I'm not sure anyone actually does this. People place the bubble and afaik nobody uses it. I certainly never have.

I have an aversion to strategies that are any tiny bit more complicated than necessary with not obviously tangible benefits in practice, because I know who I play with, and I know who I am. The more steps we add, the worse we get. The more one guy can fuck it up, the less likely it is to work.

If 5 guys are at spawn side, if one of them makes a wrong move, the strategy's benefits erode, and it becomes a detriment. If 5 guys are on the bridge, if 3 people fuck up, it's largely identical to if nobody did, and we don't necessarily need that extra damage.

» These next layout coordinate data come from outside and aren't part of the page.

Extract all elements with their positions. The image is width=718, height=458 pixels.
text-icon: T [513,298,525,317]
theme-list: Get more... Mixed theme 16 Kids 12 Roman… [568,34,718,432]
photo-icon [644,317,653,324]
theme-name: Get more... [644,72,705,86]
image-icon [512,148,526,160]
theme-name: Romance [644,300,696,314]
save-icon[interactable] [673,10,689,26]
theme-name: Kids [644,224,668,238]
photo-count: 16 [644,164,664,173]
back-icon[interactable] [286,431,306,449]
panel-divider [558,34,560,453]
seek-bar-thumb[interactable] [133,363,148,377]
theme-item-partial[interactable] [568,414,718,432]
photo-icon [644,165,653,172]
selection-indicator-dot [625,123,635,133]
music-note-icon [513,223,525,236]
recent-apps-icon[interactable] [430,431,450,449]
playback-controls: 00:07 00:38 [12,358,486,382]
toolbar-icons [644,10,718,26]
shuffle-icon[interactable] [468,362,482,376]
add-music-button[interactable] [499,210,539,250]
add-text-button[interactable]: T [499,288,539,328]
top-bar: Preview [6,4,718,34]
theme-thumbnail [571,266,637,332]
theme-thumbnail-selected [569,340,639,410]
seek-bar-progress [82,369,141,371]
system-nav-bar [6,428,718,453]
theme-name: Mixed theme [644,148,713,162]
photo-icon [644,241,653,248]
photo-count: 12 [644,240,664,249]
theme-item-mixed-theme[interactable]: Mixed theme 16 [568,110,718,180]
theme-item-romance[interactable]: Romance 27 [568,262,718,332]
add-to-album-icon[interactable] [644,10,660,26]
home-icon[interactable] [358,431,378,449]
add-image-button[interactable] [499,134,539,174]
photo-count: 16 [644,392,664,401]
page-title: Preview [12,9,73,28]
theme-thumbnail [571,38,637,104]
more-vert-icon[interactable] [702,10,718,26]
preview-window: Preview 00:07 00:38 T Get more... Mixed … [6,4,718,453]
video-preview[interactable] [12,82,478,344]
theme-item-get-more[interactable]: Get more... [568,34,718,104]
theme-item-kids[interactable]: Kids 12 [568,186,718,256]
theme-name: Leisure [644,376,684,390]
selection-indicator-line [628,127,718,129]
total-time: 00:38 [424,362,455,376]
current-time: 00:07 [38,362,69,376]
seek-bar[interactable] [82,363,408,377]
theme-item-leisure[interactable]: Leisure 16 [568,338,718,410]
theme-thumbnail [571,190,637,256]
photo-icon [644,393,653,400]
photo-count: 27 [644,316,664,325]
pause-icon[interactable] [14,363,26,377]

Furthermore, it's consistent. The benefits of consistency in a less-than-perfect team cannot be overstated. The less precise our play, the more we depend on consistency.

I've done Golgoroth with most of these at one point or another, and on good days, the strategy you suggested works exceptionally well, but most days aren't good days. Note that we did two sister runs first try. The sisters can be done with high skill and sloppy play, which is what we had in our group. As long as we can jump and not die, we're golden.

Golgoroth, in my opinion, has only one reliable method for sloppy play, and it's guys on the right bridge. The best part about it is that unlike other strategies that are employed for sloppy play, like the oracles cheese or the right side Templar, or jumping the bridge, or skipping lights, this one is also usable by perfect teams, with benefits, and usable by wildly incompetent teams as well.


This is the whole reason we do one gaze. For most teams, the simpler the strategy, the better the end.